Before I’d read a single poem, the title bespoke (to me) some call
of the wild, a terrible loss, a subject matter emotionally wrenching,
like Heathcliff and Catherine tragic love. And I was wrong, but I was
close. This chapbook of poems by Eliot Cardinaux turns out to be much
subtler and more musical than my cheap dramatic expectations, but I
would not be exaggerating to call the poems odd, like dreams, and
arresting, invasive, suggestive, and large
in their
life upon the page. They live.
To
go straight to a poem that clasps you in its arms and
then—wonderfully—lets you go, “To Osip Mandelstam,” the young
poet speaks directly to the great Russian. He “lays these things
down for the first time,” he says, “in a grave,” and ends up
“saying these things out loud.” That is how the poem ends, with a
spoken voice, a bare, respectful, and dedicated
voice that hints of Whitman’s wide embrace or Louise Glück’s
lucid garden secrecy or the strange (yet common) unforgettable
imagery of Elizabeth Bishop.
But
Cardinaux is no imitator; he is not afraid to lay down his own word
or phrase, seemingly detached, and let it fend or float for itself.

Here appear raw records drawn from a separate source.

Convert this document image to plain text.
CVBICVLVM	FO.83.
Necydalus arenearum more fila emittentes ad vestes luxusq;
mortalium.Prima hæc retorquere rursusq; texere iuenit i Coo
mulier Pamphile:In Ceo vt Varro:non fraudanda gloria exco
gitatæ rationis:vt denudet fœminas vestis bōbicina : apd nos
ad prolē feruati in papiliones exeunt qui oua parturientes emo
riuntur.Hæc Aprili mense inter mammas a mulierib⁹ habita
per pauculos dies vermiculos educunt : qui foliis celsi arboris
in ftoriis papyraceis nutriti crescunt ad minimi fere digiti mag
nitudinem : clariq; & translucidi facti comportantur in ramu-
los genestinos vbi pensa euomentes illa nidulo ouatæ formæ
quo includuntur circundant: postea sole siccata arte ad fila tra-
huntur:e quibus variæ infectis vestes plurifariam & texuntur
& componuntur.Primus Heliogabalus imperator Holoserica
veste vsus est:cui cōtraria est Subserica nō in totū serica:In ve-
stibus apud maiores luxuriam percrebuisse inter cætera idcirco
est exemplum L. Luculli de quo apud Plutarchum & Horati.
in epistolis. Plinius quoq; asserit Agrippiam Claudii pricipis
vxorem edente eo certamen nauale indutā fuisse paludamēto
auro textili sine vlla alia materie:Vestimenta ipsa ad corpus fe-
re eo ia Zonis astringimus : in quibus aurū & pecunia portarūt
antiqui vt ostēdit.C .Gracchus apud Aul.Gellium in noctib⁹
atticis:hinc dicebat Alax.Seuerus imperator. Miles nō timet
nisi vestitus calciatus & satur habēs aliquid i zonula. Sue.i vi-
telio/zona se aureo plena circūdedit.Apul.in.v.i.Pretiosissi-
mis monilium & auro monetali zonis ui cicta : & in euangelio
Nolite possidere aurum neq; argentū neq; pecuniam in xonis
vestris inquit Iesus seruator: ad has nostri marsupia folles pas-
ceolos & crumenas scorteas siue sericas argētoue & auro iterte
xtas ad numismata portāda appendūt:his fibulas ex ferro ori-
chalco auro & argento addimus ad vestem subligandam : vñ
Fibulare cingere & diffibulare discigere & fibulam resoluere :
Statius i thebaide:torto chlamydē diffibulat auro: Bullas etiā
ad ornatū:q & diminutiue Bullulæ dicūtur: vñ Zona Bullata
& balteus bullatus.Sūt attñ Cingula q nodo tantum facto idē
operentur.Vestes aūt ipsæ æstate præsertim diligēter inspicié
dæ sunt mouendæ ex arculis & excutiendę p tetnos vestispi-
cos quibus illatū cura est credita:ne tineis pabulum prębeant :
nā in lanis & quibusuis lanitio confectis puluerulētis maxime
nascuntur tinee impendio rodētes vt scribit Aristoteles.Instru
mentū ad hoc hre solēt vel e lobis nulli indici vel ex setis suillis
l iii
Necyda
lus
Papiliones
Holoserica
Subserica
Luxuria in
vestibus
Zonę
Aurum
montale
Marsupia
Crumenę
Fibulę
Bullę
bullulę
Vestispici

In the book’s first poem “Sigil” he writes, “I grieve my
splinter out”; in “Procession” it’s “Your breathing broke
across the bow,” and then “I walk with my nostrils down.”
Splinter! Nostrils! Breathing an ocean wave! The man has perfect
pitch, and produces heartbreaking and thrilling images. He is
thoughtful. He fulfills his subjects. His poems are intimate,
evocative, assertive, exquisitely sensitive to all that’s alive,
and he does it with a few words. He reveals the catastrophe of
existence, the completeness of loss, and the phantom mind of a rose
that, in the final poem, “A present history of air,”
grows deep
in the azure,
keeping
one thought to
itself,
that the present
is history.
If
you care to slow down, you can hear the internal rhymes and personal
rhythms.
There
is something new about Eliot Cardinaux’s voice, too, or perhaps
reborn. He can conjure little sparks of Akhmatova, cries of the
innocent in Blake, touches of Frost. And he has a sense of humor. “A
snake was charmed / on the eve of possession” begins the poem
“Allegory”; but it takes a serious turn soon enough, as one image
consumes another in a “lover’s last poem / whose head witnessed
everything at once.” Everything at once? Whose head? Whose
everything? We are not instructed. Cardinaux continues:
Their
escape is the smoke
from
a flame that erases
everything
but absence
for
your rage to fill:
black
water
under
the light of migraines
a
bullet
brought
weak death two scales.
We’re
talking notches on belts and musical events. These poems play with
words seriously but wittily; they require one’s full attention.
They are for quiet readers who have some literary familiarity, can
catch a hint, can see a line go into a cartwheel, and are attentive
to spoken sounds and imagined images.